Organizations in the ENLITENED program include:

  • Ayar Labs, researching co-packaging of optical transceivers with processors
  • Columbia University, architectural innovations including connecting processing and memory with unified photonic interconnect; data center “nodes” based on multichip modules (MCM); and new silicon photonics devices
  • IBM (1), multi-wavelength, chip-scale optical modules that can be integrated directly with switches or processors; co-packaged optics
  • IBM (2), extremely low-power photonic switching devices that operate on the nanosecond scale
  • MIT, a unified, light-based communication technology that can be scaled across chip-, board-, and rack-interconnect levels
  • UC Berkeley, a new network topology for warehouse-scale computers (WSC)
  • UC Santa Barbara, chip packaging with built-in photonic interfaces
  • UC San Diego, a new approach combining a unique architecture based on the distributed control of light-based circuit switches; a large-port-count low-loss optical switch technology that routes information carried as light waves; and packaged, scalable, energy-efficient optical interconnect technology designed for the optical switch
  • USC will develop a test bed for other technologies in the program. The testbed will create a “virtual internet” that will also allow for testing system security.

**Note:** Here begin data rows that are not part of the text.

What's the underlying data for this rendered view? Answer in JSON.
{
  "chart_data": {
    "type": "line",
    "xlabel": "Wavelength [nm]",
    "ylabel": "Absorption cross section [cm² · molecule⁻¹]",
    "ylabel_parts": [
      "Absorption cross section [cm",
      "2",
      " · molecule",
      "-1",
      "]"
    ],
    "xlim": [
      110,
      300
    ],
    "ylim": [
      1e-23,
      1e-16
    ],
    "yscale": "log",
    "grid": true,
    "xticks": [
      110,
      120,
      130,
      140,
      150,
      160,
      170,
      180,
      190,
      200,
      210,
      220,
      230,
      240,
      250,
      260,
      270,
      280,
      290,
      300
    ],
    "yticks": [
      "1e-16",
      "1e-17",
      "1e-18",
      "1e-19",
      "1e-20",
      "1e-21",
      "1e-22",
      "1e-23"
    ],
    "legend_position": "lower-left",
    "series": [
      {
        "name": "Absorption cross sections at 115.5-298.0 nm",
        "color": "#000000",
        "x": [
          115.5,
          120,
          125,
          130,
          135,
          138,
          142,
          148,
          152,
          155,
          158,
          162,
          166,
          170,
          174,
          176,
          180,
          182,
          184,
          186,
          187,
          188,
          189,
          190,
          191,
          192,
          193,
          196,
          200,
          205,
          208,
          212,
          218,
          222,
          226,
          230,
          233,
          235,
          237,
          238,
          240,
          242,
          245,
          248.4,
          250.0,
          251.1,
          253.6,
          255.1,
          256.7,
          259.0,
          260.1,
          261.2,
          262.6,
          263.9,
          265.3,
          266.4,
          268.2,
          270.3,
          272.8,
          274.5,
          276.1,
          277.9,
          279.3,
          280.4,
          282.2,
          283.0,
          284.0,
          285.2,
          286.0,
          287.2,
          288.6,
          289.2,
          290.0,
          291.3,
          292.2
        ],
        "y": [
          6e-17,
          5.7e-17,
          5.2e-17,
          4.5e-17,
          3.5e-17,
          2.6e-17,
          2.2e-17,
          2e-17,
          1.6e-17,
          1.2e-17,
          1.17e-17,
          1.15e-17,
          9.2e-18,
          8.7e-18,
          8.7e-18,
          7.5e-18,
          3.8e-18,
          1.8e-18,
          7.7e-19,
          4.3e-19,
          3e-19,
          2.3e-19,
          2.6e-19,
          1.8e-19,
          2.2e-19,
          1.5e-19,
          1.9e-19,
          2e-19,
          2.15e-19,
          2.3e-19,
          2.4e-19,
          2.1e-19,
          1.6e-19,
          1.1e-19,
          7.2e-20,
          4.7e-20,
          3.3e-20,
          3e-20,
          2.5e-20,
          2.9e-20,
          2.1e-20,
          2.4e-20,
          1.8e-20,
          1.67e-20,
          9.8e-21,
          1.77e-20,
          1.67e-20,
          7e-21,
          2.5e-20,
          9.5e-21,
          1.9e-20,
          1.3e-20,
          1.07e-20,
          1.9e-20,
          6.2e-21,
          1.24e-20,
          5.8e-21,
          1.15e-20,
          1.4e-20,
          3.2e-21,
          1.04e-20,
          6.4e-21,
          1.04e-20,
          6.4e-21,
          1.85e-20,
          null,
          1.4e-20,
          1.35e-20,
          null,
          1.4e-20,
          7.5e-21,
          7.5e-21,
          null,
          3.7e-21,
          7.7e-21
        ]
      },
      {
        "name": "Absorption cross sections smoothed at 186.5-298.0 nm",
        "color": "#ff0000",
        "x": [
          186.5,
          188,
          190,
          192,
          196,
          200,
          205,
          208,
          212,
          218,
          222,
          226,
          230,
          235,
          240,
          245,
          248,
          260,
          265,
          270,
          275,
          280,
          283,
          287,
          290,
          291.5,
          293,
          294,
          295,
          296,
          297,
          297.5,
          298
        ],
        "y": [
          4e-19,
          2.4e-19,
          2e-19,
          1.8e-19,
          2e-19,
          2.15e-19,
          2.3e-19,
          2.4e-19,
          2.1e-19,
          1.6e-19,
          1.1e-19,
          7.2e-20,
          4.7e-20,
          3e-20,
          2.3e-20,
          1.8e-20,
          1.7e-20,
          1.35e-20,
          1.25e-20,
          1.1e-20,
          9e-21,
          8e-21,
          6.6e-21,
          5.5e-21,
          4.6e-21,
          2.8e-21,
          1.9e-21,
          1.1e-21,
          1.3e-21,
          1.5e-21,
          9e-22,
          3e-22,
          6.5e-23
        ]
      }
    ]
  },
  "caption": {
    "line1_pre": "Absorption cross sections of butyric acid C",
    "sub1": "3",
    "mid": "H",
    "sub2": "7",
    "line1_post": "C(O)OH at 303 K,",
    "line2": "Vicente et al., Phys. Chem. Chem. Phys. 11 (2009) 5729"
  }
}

Organizations in the PNDIODES program include:

  • Adroit Materials, investigating p-type doping using ion implantation of magnesium
  • Arizona State University, selective epitaxial growth techniques
  • JR2J, laser spike annealing to activate and repair p-type dopants
  • Sandia National Laboratories, patterned regrowth of p-n diodes
  • SUNY Polytechnic Institute, ion implantation and annealing using a gyrotron beam
  • University of Mississippi, neutron transmutation doping
  • Yale University, investigating the regrowth process

Professor_Yuji_Zhao

Professor Yuji Zhao (Arizona State University) is working to advance fundamental knowledge of selective area doping processes for gallium nitride wide-bandgap semiconductors. Image: Pete Zrioka/ASU.

ARPA-E will administer the programs. Acting director Eric Rohlfing said, “By accelerating the development of enabling technologies for data center efficiency and advancing innovative fabrication processes for high-performance semiconductors, ARPA-E is furthering its mission to improve the economic and energy security of the United States.”

For the sake of clarity, it is standard practice to provide full names of programs the first time they are used, followed by their acronyms, which are used in subsequent mentions. In this case, the names of the programs involved are brutally long and particularly tortured, apparently so that they can be reduced to acronyms that are vaguely more appropriate than their full names are intelligible.

So for anyone interested, SWITCHES stands for Strategies for Wide-bandgap, Inexpensive Transistors for Controlling High-Efficiency Systems, ENLITENED stands for ENergy-efficient Light-wave Integrated Technology Enabling Networks that Enhance Data centers, and PNDIODES stands for Power Nitride Doping Innovation Offers Devices Enabling SWITCHES, because who doesn’t love a portmanteau acronym? Hope that helped.